A Norwegian tourist was bitten by a bull shark in Bangkok, Thailand April 15.
Werner Danielsen was swimming at Sai Noi Beach off Khao Tao Village, Hua Hin when a shark grabbed his left foot.
“I was about 100 yards from the land when it was raining. It took three bites and then disappeared,” Danielsen told NTB, a Norwegian news agency*.
The Norwegian began swimming back to shore. “It was a long way to land, so it was a tough experience. I was terrified, afraid that the sharks in the area should go after the blood and attack again,” he said.
The 54-year-old man was able to make it back to shore and was assisted out of the water by friends and beachgoers.
Four men carried Danielson to the beach entrance and tightened a towel into a makeshift tourniquet to stem bleeding. Locals arranged transportation to the hospital via a pickup truck. Several of the Good Samaritans carried Danielson to the waiting truck.
He received 19 stitches at the local hospital.
“I have three different bitemarks. Fortunately, all the bites were above the heel, so it was impossible to bite over the heel,” he said.
If translations of his account are correct, it appears he may have several broken bones in his foot from the top of the big toe back to the heel.
“I have no feelings in three of my toes, but I’m optimistic,” he said.
Danielson, whose wife is Thai, said he is not afraid to return to the same beach after he heals.
“I have been to Hua Hin and the bath room [see translation] for many years, and there has never been any problem. I’m going to think about sharks the next time I bathe, but I do not think I’m afraid.”
Reaction to his bite has been unusual.
Tracking Sharks became aware of the incident April 16, at which time officials said Danielson had been injured on sea rocks.
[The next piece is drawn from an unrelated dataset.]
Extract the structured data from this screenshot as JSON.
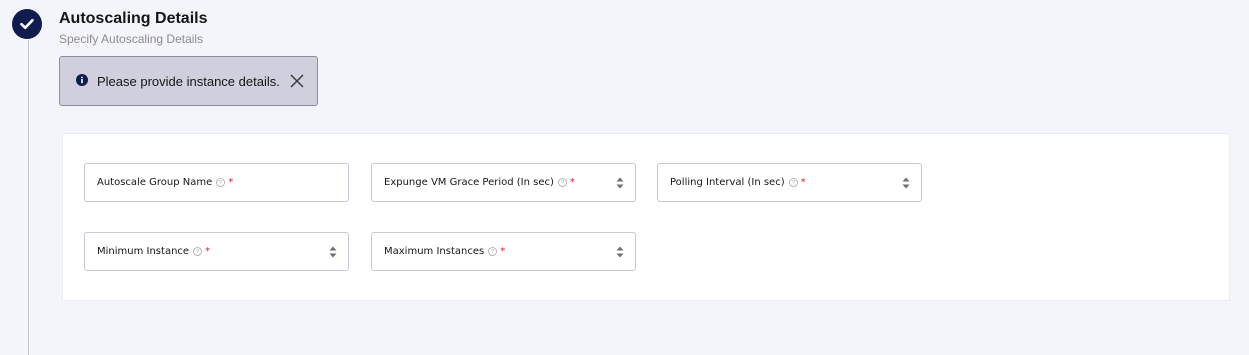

A video showing a bleeding Danielson being carried from the water posted to social media was quickly deleted.
Officials have now confirmed he was bitten by a shark and have taken anti-shark measures.
Both municipal and provincial budgets have been tapped to install a 350-meter net at Sai Noi Beach. The net is expected to be installed with in 20 days.
Warning signs have also been placed advising swimmers not to swim farther than 20 meters from shore.
Boats will be stationed along the beaches to ensure rapid response to any possible shark attack.
While the reaction has been swift, the use of a shark net could be considered a bad decision. Nets will often catch nontargeted species such as turtles, dolphins and other harmless sea creatures.
The odds of being bitten by a shark are extremely slim. One contributing factor in Mr. Danielsen’s bite was the distance from shore at which he was swimming.
There have been a total of 19 shark attack bites* in 2018, 0 of which were fatal**; 1 was reported in the US, with 0 occurring in Florida and 1 in Hawaii. Nine have been reported in Australia, none of which was fatal. Two unconfirmed worldwide and not included in the total count.
All locations have been marked on the 2018 Shark Attack Bites Tracking Map.